Auto-tools/Projects/Pulse/PulseGuardian
Contents
Status
PulseGuardian is available at https://pulseguardian.mozilla.org.
Code can be found at https://github.com/mozilla-services/pulseguardian.
Team
- Owner: jwhitlock
- Contributors: akachkach, mccricardo, Sherry Shi
Problem
Pulse uses RabbitMQ as a pub/sub service which formerly allowed anyone to subscribe to any exchange via a common user account. Some client applications use durable queues in case they crash; however, sometimes these queues are created by accident, and sometimes apps crash without admins noticing. In these cases, the queues continue to grow without bound, which can eventually result in the RabbitMQ host running out of memory. Our previous solution was to have Nagios monitor the queues and send alerts when any queues exceed a certain number of unread or unacknowledged messages, at which point a RabbitMQ admin attempted to find the person responsible and/or delete the offending queue.
Goals & Considerations
First, a couple definitions:
- A PulseGuardian user is a human user, identified by an email address.
- A Pulse user or RabbitMQ user is a user account in Pulse's RabbitMQ cluster.
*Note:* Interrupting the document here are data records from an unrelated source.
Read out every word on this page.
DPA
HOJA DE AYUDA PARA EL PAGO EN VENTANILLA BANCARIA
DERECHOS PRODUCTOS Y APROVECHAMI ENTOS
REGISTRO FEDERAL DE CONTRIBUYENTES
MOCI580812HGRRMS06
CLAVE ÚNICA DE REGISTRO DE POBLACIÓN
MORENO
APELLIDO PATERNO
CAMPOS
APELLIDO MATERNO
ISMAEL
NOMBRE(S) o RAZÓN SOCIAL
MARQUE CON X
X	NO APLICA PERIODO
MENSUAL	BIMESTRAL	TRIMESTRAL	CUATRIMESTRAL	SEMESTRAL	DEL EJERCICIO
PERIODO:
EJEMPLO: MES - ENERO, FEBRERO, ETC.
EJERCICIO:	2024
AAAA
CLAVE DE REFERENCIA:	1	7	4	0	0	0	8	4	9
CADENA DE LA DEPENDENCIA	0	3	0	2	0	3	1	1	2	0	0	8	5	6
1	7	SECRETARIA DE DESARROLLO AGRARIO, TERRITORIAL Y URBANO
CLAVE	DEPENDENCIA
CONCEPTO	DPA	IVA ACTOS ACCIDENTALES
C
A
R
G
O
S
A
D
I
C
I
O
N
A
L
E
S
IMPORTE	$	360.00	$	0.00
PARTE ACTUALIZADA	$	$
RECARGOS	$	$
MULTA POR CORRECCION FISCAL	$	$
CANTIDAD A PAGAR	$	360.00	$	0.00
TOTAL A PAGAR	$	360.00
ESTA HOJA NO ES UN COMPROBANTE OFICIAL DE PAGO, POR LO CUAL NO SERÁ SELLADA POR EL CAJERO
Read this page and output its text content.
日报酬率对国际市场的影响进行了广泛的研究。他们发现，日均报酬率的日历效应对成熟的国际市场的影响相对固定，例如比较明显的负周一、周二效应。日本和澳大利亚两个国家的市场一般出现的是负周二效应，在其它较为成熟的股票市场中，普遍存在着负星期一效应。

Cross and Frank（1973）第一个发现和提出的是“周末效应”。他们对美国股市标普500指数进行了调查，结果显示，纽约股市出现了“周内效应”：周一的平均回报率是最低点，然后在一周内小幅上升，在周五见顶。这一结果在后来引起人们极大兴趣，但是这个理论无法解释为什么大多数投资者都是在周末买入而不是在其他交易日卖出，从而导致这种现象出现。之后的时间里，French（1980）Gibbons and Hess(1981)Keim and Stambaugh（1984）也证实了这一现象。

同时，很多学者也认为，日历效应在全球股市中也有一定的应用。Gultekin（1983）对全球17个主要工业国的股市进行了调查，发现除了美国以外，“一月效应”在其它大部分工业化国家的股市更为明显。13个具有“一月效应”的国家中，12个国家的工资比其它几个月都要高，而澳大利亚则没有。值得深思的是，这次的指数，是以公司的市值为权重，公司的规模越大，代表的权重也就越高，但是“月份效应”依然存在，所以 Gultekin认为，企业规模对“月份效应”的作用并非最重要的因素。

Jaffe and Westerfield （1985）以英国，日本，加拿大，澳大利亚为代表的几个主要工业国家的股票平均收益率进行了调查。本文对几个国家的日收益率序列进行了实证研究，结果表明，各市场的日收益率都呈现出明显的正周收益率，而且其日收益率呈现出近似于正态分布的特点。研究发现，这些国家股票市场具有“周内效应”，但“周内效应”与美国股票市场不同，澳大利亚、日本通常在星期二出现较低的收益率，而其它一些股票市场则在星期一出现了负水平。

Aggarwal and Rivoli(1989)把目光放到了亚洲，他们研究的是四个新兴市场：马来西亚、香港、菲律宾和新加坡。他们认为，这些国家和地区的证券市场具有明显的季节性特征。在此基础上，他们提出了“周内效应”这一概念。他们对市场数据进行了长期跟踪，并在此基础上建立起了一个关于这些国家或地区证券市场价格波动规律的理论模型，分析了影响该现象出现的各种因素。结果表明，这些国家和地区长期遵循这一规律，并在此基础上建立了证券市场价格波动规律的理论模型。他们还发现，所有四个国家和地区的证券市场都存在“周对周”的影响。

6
It is identified by a unique user ID.
- The max_queue_length of any queue is the maximum permitted number of unread and/or unacknowledged messages in that queue. This value is defined as either a single, static value for all queues, or is determined dynamically by some algorithm, possibly including system state (e.g. when a queue is deleted may depend on how many messages are currently in other queues). Currently, only a single, static value is supported.
- The warn_queue_length is a number between 0 and max_queue_length for a given queue at which point a queue-length warning is issued. It may be a single, static value, or determined dynamically by some algorithm, as with max_queue_length.
The primary goal is management of
- Pulse users. A Pulse user is owned by one or more PulseGuardian users (currently, only one is supported). PulseGuardian users can own multiple Pulse users and create new Pulse users and delete any Pulse users they own.
- Queues. A queue should be associated with a Pulse user (the queue's creator). A user can see the length of and delete any queues associated with Pulse users it owns. If a queue's length ever exceeds warn_queue_length, that is, moves from a value less than warn_queue_length to a value equal to or exceeding it, PulseGuardian will email a warning, with details on the offending queue, to the PulseGuardian user that owns the Pulse user that is associated with the queue. Similarly, if a queue's length moves from a value greater than warn_queue_length to a value below it, PulseGuardian will email a notification. There may be some additional algorithm to prevent a large number of emails from being sent if a queue hovers around warn_queue_length or continually spikes above it. If the queue's length exceeds max_queue_length, the queue is deleted and an email is sent to the PulseGuardian user owning the Pulse user associated with the queue.
There are other RabbitMQ-management functions we can put into PulseGuardian as well, depending on their benefit to users, including extra notification email addresses and exchange management.
Design and Approach
Although the data currently in Pulse is not confidential, for accountability and to prevent possible abuse, PulseGuardian should be restricted to vouched Mozillians. Logging in should be performed via Persona, authenticating with mozillians.org, to obtain an email address. A new user is created if there is none associated with the given email address. After logging in, users can then create a RabbitMQ user account (see the Pulse security model for default permissions), which will be linked to the associated PulseGuardian user. A password will need to be entered, but it should not be saved in PulseGuardian. We may want to provide the ability to, or even require, a randomly generated password (a sort of API key).
The second part is a process that polls RabbitMQ, looking for queues that have grown above warn_queue_length. If the queue belongs to a Pulse user associated with a PulseGuardian user account (ideally all should, but it is not absolutely required), a warning email is sent containing the queue name and current queue length. If max_queue_length is reached, the queue is deleted, and another email is sent. If the Pulse user is not associated with a PulseGuardian user, that is, it was created directly in RabbitMQ, or if the queue is not associated with a Pulse user, the queue is deleted without a user notification when max_queue_length is reached (no action is performed at warn_queue_length).
Optionally, we can have admin email addresses that are also sent all notifications, including when there is no owner.
Notes
The Pulse user associated with a queue can be determined by the queue's name, since they follow a set format enforced by RabbitMQ user permissions. However given the coarse granularity of RabbitMQ permissions, technically a user can create a queue in the exchange namespace and vice versa. We could have PulseGuardian immediately delete these.
Implementation
PulseGuardian uses Flask for the user management app and SQLAlchemy + PostGreSQL to store user data.
Communication with RabbitMQ is done via the RabbitMQ management plugin's REST API.
The production app is deployed via Heroku.